The Creepy Push by Evangelicals for Early Marriage
With news that people are getting married later in life, if at all, some conservative Christians, in the past few years, have been pushing Christians to get married real early, say at age 18 or 19, or some suggesting age 21 or 22.
I don’t know why people are getting married later, though I might be able to come up with a few theories. I don’t know what the solution is, but I know what it is not: pushing kids to marry before age 25.
I found this long, mostly nauseating article at Christianity Today:
(Link): The Case For Early Marriage, by Mark Regnerus, first published in 2009
It’s a four or five page editorial, I’ve only seen the first two pages, and I am already fed up with it. I will address the author’s comments a bit at a time.
After mentioning that most Christians are having sex outside of marriage he (the author, Regnerus), makes these statements:
“What to do? Intensify the abstinence message even more? No. It won’t work. The message must change, because our preoccupation with sex has unwittingly turned our attention away from the damage that Americans—including evangelicals—are doing to the institution of marriage by discouraging it and delaying it.”
I’ve come to the conclusion that Christians have made much ado about sex but are becoming slow and lax about marriage…

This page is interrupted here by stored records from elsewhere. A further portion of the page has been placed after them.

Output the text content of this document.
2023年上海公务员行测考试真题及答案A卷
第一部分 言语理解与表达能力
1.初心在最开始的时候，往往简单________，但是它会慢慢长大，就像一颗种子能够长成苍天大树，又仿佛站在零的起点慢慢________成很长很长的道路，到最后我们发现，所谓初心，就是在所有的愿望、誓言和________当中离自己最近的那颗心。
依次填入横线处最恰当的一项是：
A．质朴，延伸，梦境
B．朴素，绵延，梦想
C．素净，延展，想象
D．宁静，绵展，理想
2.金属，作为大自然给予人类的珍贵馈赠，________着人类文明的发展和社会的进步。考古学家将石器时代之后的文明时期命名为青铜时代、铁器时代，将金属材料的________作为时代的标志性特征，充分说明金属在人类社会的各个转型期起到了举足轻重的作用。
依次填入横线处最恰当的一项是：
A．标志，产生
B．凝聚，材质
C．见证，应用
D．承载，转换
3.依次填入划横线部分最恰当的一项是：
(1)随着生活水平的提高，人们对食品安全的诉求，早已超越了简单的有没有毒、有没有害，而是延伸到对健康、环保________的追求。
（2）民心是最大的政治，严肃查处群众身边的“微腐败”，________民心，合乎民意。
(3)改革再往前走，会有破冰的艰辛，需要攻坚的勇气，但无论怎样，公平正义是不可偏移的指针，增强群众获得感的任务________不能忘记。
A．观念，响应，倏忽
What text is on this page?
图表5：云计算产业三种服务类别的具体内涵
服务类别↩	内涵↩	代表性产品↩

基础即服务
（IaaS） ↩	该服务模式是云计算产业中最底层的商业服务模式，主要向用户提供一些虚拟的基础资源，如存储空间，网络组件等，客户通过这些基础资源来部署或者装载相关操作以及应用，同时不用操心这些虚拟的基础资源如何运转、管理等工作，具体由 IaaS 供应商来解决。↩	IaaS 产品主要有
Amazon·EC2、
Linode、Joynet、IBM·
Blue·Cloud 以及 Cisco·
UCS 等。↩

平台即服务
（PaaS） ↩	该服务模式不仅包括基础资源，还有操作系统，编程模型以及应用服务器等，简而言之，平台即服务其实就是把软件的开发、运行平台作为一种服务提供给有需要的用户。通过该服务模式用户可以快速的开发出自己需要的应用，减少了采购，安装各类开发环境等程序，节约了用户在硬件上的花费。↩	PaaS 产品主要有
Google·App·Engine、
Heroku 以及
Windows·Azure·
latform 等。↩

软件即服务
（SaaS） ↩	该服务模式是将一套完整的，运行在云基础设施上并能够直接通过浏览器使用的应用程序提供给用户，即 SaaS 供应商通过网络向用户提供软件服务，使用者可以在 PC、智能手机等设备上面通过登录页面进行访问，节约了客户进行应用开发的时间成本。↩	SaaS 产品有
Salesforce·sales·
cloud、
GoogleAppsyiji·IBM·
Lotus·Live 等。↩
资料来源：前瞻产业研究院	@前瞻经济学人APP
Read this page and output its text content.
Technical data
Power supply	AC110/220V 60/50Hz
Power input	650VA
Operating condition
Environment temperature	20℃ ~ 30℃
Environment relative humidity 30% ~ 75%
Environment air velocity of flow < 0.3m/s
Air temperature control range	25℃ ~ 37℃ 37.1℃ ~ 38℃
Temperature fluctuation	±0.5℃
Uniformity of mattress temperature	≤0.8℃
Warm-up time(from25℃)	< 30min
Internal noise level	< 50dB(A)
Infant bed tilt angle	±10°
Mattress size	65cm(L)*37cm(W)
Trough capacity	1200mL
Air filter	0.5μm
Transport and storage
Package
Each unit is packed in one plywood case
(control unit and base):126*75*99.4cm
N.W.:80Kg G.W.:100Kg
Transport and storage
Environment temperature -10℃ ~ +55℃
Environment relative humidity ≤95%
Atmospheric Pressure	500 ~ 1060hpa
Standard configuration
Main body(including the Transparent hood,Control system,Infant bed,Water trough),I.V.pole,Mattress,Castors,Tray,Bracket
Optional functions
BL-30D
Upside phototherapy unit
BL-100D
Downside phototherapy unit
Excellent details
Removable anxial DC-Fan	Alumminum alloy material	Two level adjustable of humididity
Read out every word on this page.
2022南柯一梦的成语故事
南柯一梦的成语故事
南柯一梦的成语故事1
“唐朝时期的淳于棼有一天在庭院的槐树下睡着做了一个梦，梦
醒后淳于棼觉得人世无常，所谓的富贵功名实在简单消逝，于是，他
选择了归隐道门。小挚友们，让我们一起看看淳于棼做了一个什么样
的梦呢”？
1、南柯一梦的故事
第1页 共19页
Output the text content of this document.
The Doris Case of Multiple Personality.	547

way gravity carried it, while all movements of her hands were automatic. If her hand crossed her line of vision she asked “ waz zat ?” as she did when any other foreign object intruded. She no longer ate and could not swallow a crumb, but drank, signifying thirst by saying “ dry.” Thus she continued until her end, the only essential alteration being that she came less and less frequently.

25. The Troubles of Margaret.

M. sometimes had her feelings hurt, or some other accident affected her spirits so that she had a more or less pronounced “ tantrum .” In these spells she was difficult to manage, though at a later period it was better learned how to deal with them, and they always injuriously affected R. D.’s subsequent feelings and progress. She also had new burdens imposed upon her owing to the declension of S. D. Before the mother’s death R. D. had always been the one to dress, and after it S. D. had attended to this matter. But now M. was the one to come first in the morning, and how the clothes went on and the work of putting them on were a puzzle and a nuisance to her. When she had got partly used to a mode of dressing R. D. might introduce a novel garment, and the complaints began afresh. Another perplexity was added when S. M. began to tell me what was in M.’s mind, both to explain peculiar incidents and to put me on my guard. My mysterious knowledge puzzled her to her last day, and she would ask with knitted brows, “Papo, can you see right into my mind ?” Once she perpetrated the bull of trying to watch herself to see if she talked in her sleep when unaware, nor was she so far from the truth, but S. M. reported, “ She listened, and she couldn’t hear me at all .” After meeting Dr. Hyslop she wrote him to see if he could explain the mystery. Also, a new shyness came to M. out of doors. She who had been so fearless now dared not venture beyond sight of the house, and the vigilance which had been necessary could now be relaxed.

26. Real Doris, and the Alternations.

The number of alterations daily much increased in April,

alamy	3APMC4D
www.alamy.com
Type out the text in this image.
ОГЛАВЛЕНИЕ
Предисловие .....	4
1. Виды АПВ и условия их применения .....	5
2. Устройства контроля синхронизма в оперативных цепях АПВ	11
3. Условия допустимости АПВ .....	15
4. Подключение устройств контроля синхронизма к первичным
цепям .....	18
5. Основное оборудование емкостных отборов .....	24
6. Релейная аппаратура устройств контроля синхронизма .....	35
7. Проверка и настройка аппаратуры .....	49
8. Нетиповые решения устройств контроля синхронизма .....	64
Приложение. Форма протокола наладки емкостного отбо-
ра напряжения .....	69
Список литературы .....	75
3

Another indicator of our shifting sentiment about the institution is the median age at first marriage, which has risen from 21 for women and 23 for men in 1970 to where it stands today: 26 for women and 28 for men, the highest figures since the Census Bureau started collecting data about it.
— end —
Regnerus’ only concern is with “young” Christians (ages teens to 20s). How ageist. How about Christian women today who are age 35, 45, etc., who want to get married but have been unable to? Why is the spot light only focused on the 20 somethings by pastors, Christian blogs, and Christian magazines?
I suspect the hand wringing over young singles not getting married young may have something to do with fertility, given how often this author laments that women’s “childbearing” years are passing them by. He seems primarily concerned with getting ’em married young so that kids can be produced.
This point leads me to another: the author, Regnerus, makes several unfounded assumptions; here is one:
Aside from being ageist – where is your concern for age 40+ women who want marriage? – Christians need to understand that some Christians are highly ambivalent about having children (they don’t care if they have children or not), while others are so firm in knowing they want none, they consider themselves what is known as “child free.”
A Christian should not push for marriage on the sole or primary basis that marriage is about “baby making.”
The author assumes that churches are hyping celibacy too much, but not touting the greatness of marriage nearly enough.
Oh get a clue, pal!
Maybe the celibacy message was poured on thick among teens back in the 1980s or 1990s and a bit today, but if you are a Christian virgin over the age of 30 today, you hear nothing from pastors or Christian blogs about the topic! It is just assumed that older Christians who have never married are having sex.
This author’s “solution,” which is for churches to preach and hype on marriage EVEN MORE than they already are doing (and have been doing for 40 or more years now) is quite similar to what Candice Watters wrote about this subject, and she was wrong too – I gave her the smack down (Link): here.
The author comments about how the average age of men and women for marriage has risen, and he uses the phrase “our shifting sentiment about the institution” in introducing this issue. The ‘rising age’ might not be an expression of sentiment – do not assume that because women are marrying at age 27 that they prefer this; there may be plenty that wanted marriage by 25 but it did not happen until 27.
I certainly felt I would be married by age 30 to 35. I never expected to still be unmarried by age 40+. Do not assume I, or by extension, any other woman, delayed singleness this long because I am expressing “anti marriage” sentiment. One cannot marry if one received no marriage proposals. (I received one years ago but had to break things off.)